To Increase or not to Increase
Finally, I want to address the proposal to increase tax rates on personal income. In light of the observation that Buffet's tax is barely influenced by marginal rates one must question his argument to raise them (not to say there aren't other better arguments for raising the income tax). While increasing these rates will have a negligible effect on the tax he pays, and even less on his wealth as aptly pointed out at the end of Kent's article, it would severely affect many other, much poorer, laborers. He proposes to raise the tax only for those who make more than one million dollars. I have two issues with this facet of the proposal. The first is that picking such a threshold on incomes to heavily tax is error prone. If you set it too low you will negatively impact middle class. I emphasize that even if it's initially set to a very high number, the combination of time and inflation may bring it down, a message more humorously depicted by Mike Myers in this video (If you haven't seen Austin Powers the premise is that Dr. Evil is a terrorist who had recently been awakened after 30 years).  And, setting and keeping it high will be very difficult due to the huge incentive of revenue gain to the government for lowering it.
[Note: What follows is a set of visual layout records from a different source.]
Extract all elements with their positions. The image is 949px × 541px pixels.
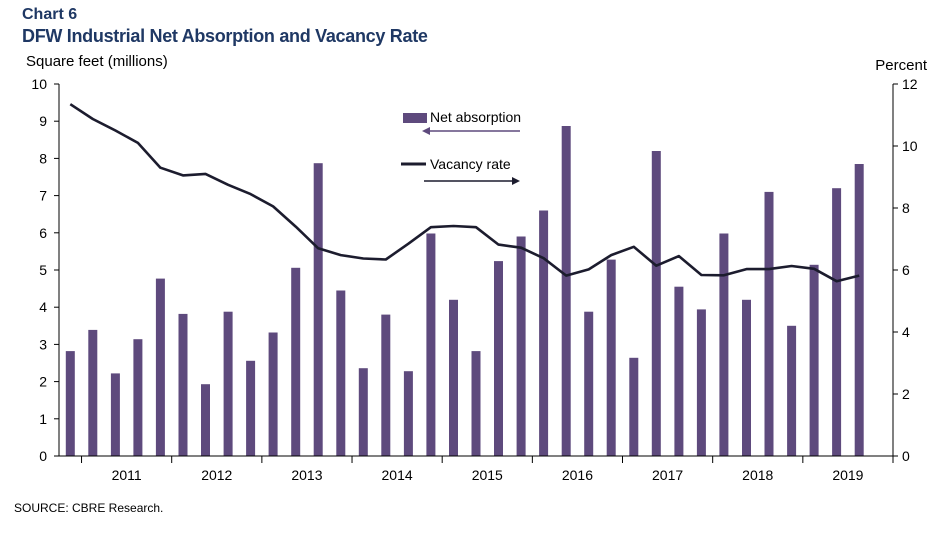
bar-net-absorption <box>155 278 165 456</box>
legend-swatch-net-absorption <box>403 113 427 123</box>
line-series-vacancy-rate <box>69 103 860 283</box>
left-tick-label: 10 <box>31 76 47 92</box>
left-tick-label: 9 <box>39 113 47 129</box>
right-tick-label: 4 <box>902 324 910 340</box>
left-tick-label: 6 <box>39 225 47 241</box>
bar-net-absorption <box>358 368 368 456</box>
bar-net-absorption <box>313 163 323 456</box>
bar-series-net-absorption <box>65 126 864 456</box>
left-tick-label: 1 <box>39 411 47 427</box>
bar-net-absorption <box>426 233 436 456</box>
x-tick-label: 2017 <box>652 467 683 483</box>
bar-net-absorption <box>291 267 301 456</box>
right-tick-label: 0 <box>902 448 910 464</box>
x-tick-label: 2015 <box>472 467 503 483</box>
chart-title: DFW Industrial Net Absorption and Vacanc… <box>22 26 428 46</box>
bar-net-absorption <box>809 264 819 456</box>
x-tick-label: 2016 <box>562 467 593 483</box>
bar-net-absorption <box>742 299 751 456</box>
legend-label-vacancy-rate: Vacancy rate <box>430 156 511 172</box>
bar-net-absorption <box>381 314 391 456</box>
bar-net-absorption <box>110 373 120 456</box>
bar-net-absorption <box>449 299 458 456</box>
chart-number-label: Chart 6 <box>22 6 78 23</box>
right-tick-label: 10 <box>902 138 918 154</box>
bar-net-absorption <box>403 371 413 456</box>
bar-net-absorption <box>223 311 233 456</box>
x-tick-label: 2019 <box>832 467 863 483</box>
bar-net-absorption <box>764 191 774 456</box>
right-tick-label: 6 <box>902 262 910 278</box>
left-tick-label: 2 <box>39 374 47 390</box>
right-tick-label: 12 <box>902 76 918 92</box>
bar-net-absorption <box>201 384 210 456</box>
bar-net-absorption <box>606 259 616 456</box>
bar-net-absorption <box>133 339 143 456</box>
source-note: SOURCE: CBRE Research. <box>14 501 164 515</box>
bar-net-absorption <box>696 309 706 456</box>
arrow-right-head-icon <box>512 177 520 185</box>
bar-net-absorption <box>787 325 797 456</box>
bar-net-absorption <box>494 261 503 456</box>
bar-net-absorption <box>832 188 842 456</box>
bar-net-absorption <box>719 233 729 456</box>
x-tick-label: 2011 <box>112 467 142 483</box>
bar-net-absorption <box>539 210 549 456</box>
bar-net-absorption <box>178 313 188 456</box>
bar-net-absorption <box>65 351 75 456</box>
bar-net-absorption <box>584 311 594 456</box>
left-tick-label: 4 <box>39 299 47 315</box>
bar-net-absorption <box>268 332 278 456</box>
bar-net-absorption <box>561 126 571 456</box>
bar-net-absorption <box>629 357 639 456</box>
bar-net-absorption <box>651 151 661 456</box>
right-tick-label: 2 <box>902 386 910 402</box>
chart-legend: Net absorption Vacancy rate <box>401 109 521 185</box>
left-axis-unit-label: Square feet (millions) <box>26 53 168 70</box>
left-tick-label: 8 <box>39 150 47 166</box>
line-vacancy-rate <box>69 103 860 283</box>
bar-net-absorption <box>88 329 98 456</box>
x-tick-label: 2018 <box>742 467 773 483</box>
right-tick-label: 8 <box>902 200 910 216</box>
arrow-left-head-icon <box>422 127 430 135</box>
right-axis-unit-label: Percent <box>875 57 927 74</box>
x-tick-label: 2014 <box>382 467 413 483</box>
bar-net-absorption <box>674 286 684 456</box>
bar-net-absorption <box>246 360 256 456</box>
left-tick-label: 3 <box>39 336 47 352</box>
bar-net-absorption <box>336 290 346 456</box>
x-tick-label: 2013 <box>291 467 322 483</box>
left-tick-label: 5 <box>39 262 47 278</box>
bar-net-absorption <box>516 236 526 456</box>
legend-label-net-absorption: Net absorption <box>430 109 521 125</box>
bar-net-absorption <box>471 351 481 456</box>
left-tick-label: 0 <box>39 448 47 464</box>
x-tick-label: 2012 <box>201 467 232 483</box>
left-tick-label: 7 <box>39 188 47 204</box>
bar-net-absorption <box>854 164 864 456</box>
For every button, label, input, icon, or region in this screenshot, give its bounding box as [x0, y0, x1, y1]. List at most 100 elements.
Furthermore, this type of taxation on only extreme yearly incomes has a bigger and likely problematic consequence.

The problem is that it directly punishes a specific type of risk-seeking behavior I believe to be beneficial. Let me provide a semi-concrete example. Suppose that a young engineer arrives at a metaphorical fork in the road: either take a job with moderate pay at an established and respectable engineering firm or pursue his or her dream by working independently at an internet startup that just might revolutionize an industry. The first choice will provide a steady stream of income with very little risk. The second choice is extremely risky. With some high probability, this engineer will spend a lot of time and effort on a venture that makes no money at all, due simply to the inherent difficulty in starting a business with a radical new idea. On the other hand, there is some small chance it will be successful, bring in millions of dollars of profit, and provide value to many people. I view Buffet's proposal to increase the personal income only at high rates akin to discouraging the second choice. In the extreme case where the government takes all money made over a million dollars, the second choice becomes financially irresponsible. Furthermore, this discouragement would contribute to the fact that the second choice is already the much harder one, requiring more work under stressful and less comfortable conditions. Yet, I find this type of risk-seeking behavior to be fundamental to many of our society's great achievements.